Niño Becerra defiende la necesidad que el gobierno español otorgue a Catalunya un sistema de financiación diferenciado, como el de País Vasco o Navarra, "porque sería el primer interesado, ya que le conviene más que las comunidades se financien con deuda externa, mejor que con interna". El catedrático asegura que "cumplir el déficit es fácil, ya que sólo hay que aplicar recortes, pero resulta más difícil hacerlo con una economía saneada".

La economía, por delante de la política

"Catalunya tiene una economía que permitiría la soberanía fiscal", indica Niño Becerra. Por ello, considera que es sólo cuestión de meses que la Generalitat disponga de un nuevo modelo de financiación. La razón la encuentra en que esta situación también favorecería al Gobierno central. El Gobierno catalán es más prudente y asegura que el objetivo se plantea para el año 2020 porque "antes es imposible por la ley de estabilidad presupuestaria". De momento, hasta agosto, la economía catalana tuvo un 0,07% de superávit, lo que serviría para superar una de las condiciones para salir al mercado a financiar la deuda.

Con el objetivo de cumplir con el déficit del 0,4% del PIB, la Generalitat presentó a principios de octubre una orden de cierre contable dirigida a los diferentes departamentos. De hecho, los datos de la Consejería de Economía indican que la economía catalana moderó su crecimiento durante el tercer trimestre del año, aumentando un 2,7% durante el último año y un 0,6% entre julio y septiembre.

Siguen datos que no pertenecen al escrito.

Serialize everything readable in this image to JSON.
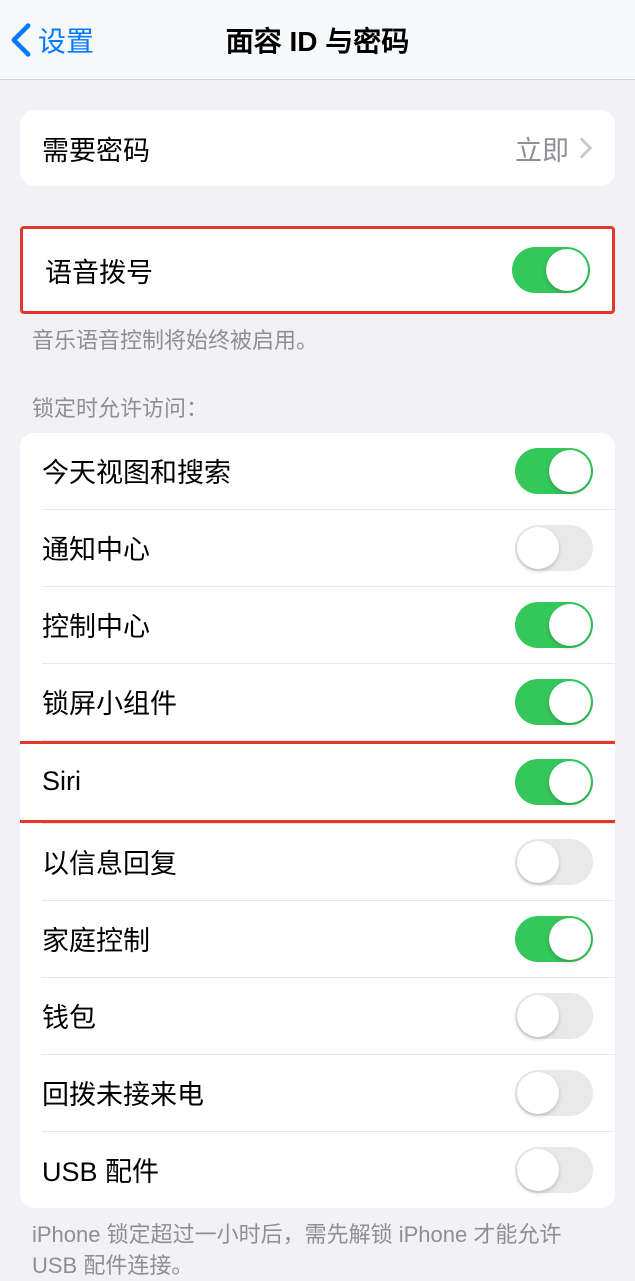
{
  "nav": {
    "back": "设置",
    "title": "面容 ID 与密码"
  },
  "passcode_row": {
    "label": "需要密码",
    "value": "立即"
  },
  "voice_dial": {
    "label": "语音拨号",
    "footer": "音乐语音控制将始终被启用。"
  },
  "lock_section": {
    "header": "锁定时允许访问：",
    "items": [
      {
        "label": "今天视图和搜索",
        "on": true
      },
      {
        "label": "通知中心",
        "on": false
      },
      {
        "label": "控制中心",
        "on": true
      },
      {
        "label": "锁屏小组件",
        "on": true
      },
      {
        "label": "Siri",
        "on": true
      },
      {
        "label": "以信息回复",
        "on": false
      },
      {
        "label": "家庭控制",
        "on": true
      },
      {
        "label": "钱包",
        "on": false
      },
      {
        "label": "回拨未接来电",
        "on": false
      },
      {
        "label": "USB 配件",
        "on": false
      }
    ],
    "footer": "iPhone 锁定超过一小时后，需先解锁 iPhone 才能允许 USB 配件连接。"
  }
}
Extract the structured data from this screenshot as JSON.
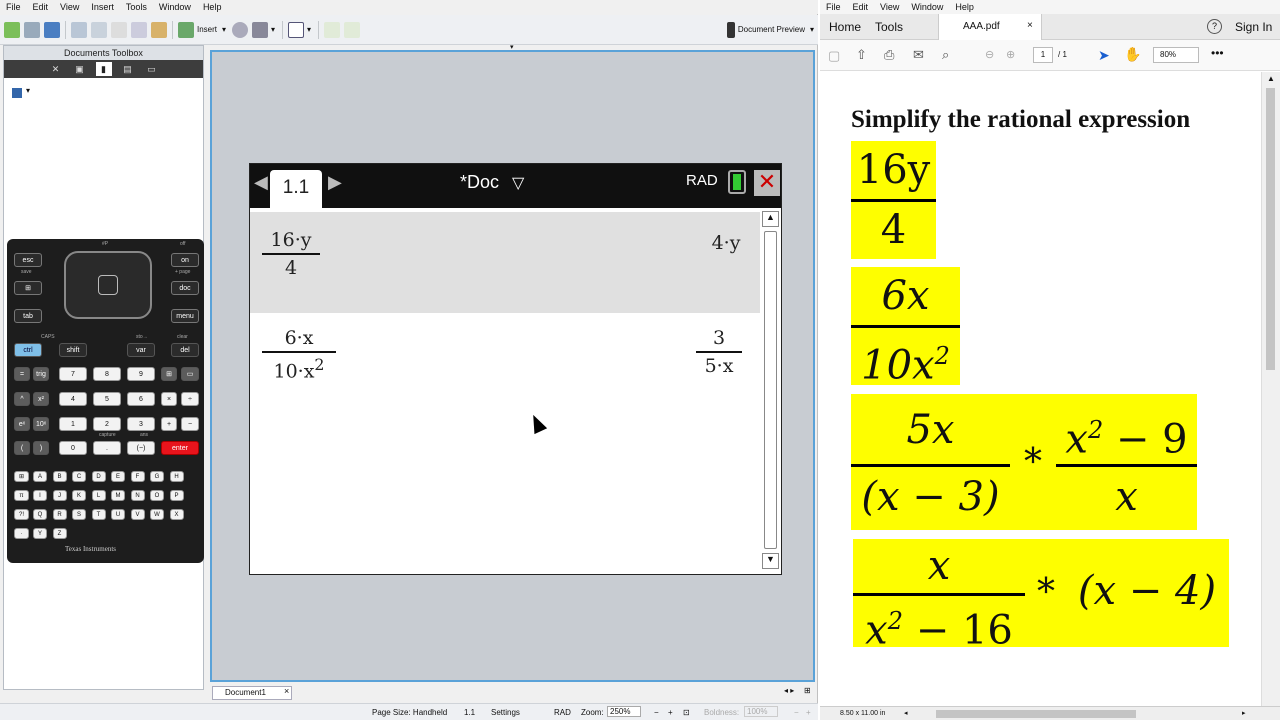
{
  "left_app": {
    "menu": [
      "File",
      "Edit",
      "View",
      "Insert",
      "Tools",
      "Window",
      "Help"
    ],
    "toolbar": {
      "insert_label": "Insert",
      "doc_preview_label": "Document Preview"
    },
    "toolbox": {
      "title": "Documents Toolbox"
    },
    "calculator": {
      "brand": "Texas Instruments",
      "keys": {
        "esc": "esc",
        "on": "on",
        "tab": "tab",
        "menu": "menu",
        "doc": "doc",
        "ctrl": "ctrl",
        "shift": "shift",
        "var": "var",
        "del": "del",
        "enter": "enter",
        "trig": "trig",
        "pi": "π",
        "ans": "ans",
        "neg": "(−)",
        "dot": ".",
        "zero": "0",
        "one": "1",
        "two": "2",
        "three": "3",
        "four": "4",
        "five": "5",
        "six": "6",
        "seven": "7",
        "eight": "8",
        "nine": "9",
        "plus": "+",
        "minus": "−",
        "times": "×",
        "divide": "÷",
        "eq": "=",
        "pow": "^",
        "sq": "x²",
        "ex": "eˣ",
        "tenx": "10ˣ",
        "lpar": "(",
        "rpar": ")"
      },
      "labels": {
        "save": "save",
        "off": "off",
        "page": "+ page",
        "caps": "CAPS",
        "sto": "sto→",
        "clear": "clear",
        "capture": "capture"
      },
      "letters": [
        "A",
        "B",
        "C",
        "D",
        "E",
        "F",
        "G",
        "H",
        "I",
        "J",
        "K",
        "L",
        "M",
        "N",
        "O",
        "P",
        "Q",
        "R",
        "S",
        "T",
        "U",
        "V",
        "W",
        "X",
        "Y",
        "Z"
      ]
    },
    "handheld": {
      "page_tab": "1.1",
      "doc_title": "*Doc",
      "angle_mode": "RAD",
      "entries": [
        {
          "num": "16·y",
          "den": "4",
          "result": "4·y"
        },
        {
          "num": "6·x",
          "den": "10·x",
          "den_exp": "2",
          "res_num": "3",
          "res_den": "5·x"
        }
      ]
    },
    "doc_tab": "Document1",
    "status": {
      "page_size": "Page Size: Handheld",
      "page": "1.1",
      "settings": "Settings",
      "mode": "RAD",
      "zoom_label": "Zoom:",
      "zoom_value": "250%",
      "boldness_label": "Boldness:",
      "boldness_value": "100%"
    }
  },
  "right_app": {
    "menu": [
      "File",
      "Edit",
      "View",
      "Window",
      "Help"
    ],
    "nav": {
      "home": "Home",
      "tools": "Tools",
      "file_tab": "AAA.pdf",
      "sign_in": "Sign In"
    },
    "tools": {
      "page_current": "1",
      "page_total": "/ 1",
      "zoom": "80%"
    },
    "pdf": {
      "heading": "Simplify the rational expression",
      "problems": [
        {
          "num": "16y",
          "den": "4"
        },
        {
          "num": "6x",
          "den": "10x",
          "den_exp": "2"
        },
        {
          "left_num": "5x",
          "left_den": "(x − 3)",
          "op": "*",
          "right_num": "x",
          "right_num_exp": "2",
          "right_num_tail": " − 9",
          "right_den": "x"
        },
        {
          "frac_num": "x",
          "frac_den": "x",
          "frac_den_exp": "2",
          "frac_den_tail": " − 16",
          "op": "*",
          "tail": "(x − 4)"
        }
      ]
    },
    "page_size_status": "8.50 x 11.00 in"
  },
  "colors": {
    "highlight": "#fefe00",
    "accent": "#5aa2d8",
    "close_red": "#cc0000",
    "enter_red": "#e8141c"
  }
}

La Generalitat precisa que "se mantiene el patrón de crecimiento equilibrado conseguido después de la crisis". El aumento del PIB de Cataluña se sitúa dos décimas por encima del del resto del Estado y un punto por encima de la media de la zona euro. La caída de la riqueza se ha producido por la pérdida del dinamismo industrial, que ha pasado de una subida del 4,3% durante el segundo trimestre del año al 2,7% del tercero.

Gobernar "económicamente"

En su último informe de coyuntura, la Cámara de Comercio de Barcelona prevé que este año y el próximo el PIB de Catalunya continuará creciendo por encima del conjunto del Estado. Su presidente, Miquel Valls, destaca que el sector industrial ofrece un comportamiento superior al resto de España, mientras que la evolución del comercio y del turismo son peores.

Una de las preocupaciones de la Cámara de Comercio es que no haya presupuestos ni en Cataluña ni en el Estado. "Sería un riesgo porque es el marco que tenemos las empresas para tomar decisiones". Por este motivo, Valls exige al Govern que "gobierne económicamente". Además, reclama una revisión del plan de infraestructuras para que no se incrementen los costes logísticos de las empresas.

Tal y como asegura el economista Santiago Niño Becerra, la economía siempre va por delante de la política. En este caso, el experto cree que la buena marcha de la economía catalana anticipa cambios en el sistema político que permitan un nivel más alto de soberanía fiscal y política. Niño Becerra considera que la medida beneficiaría la administración autonómica y la estatal.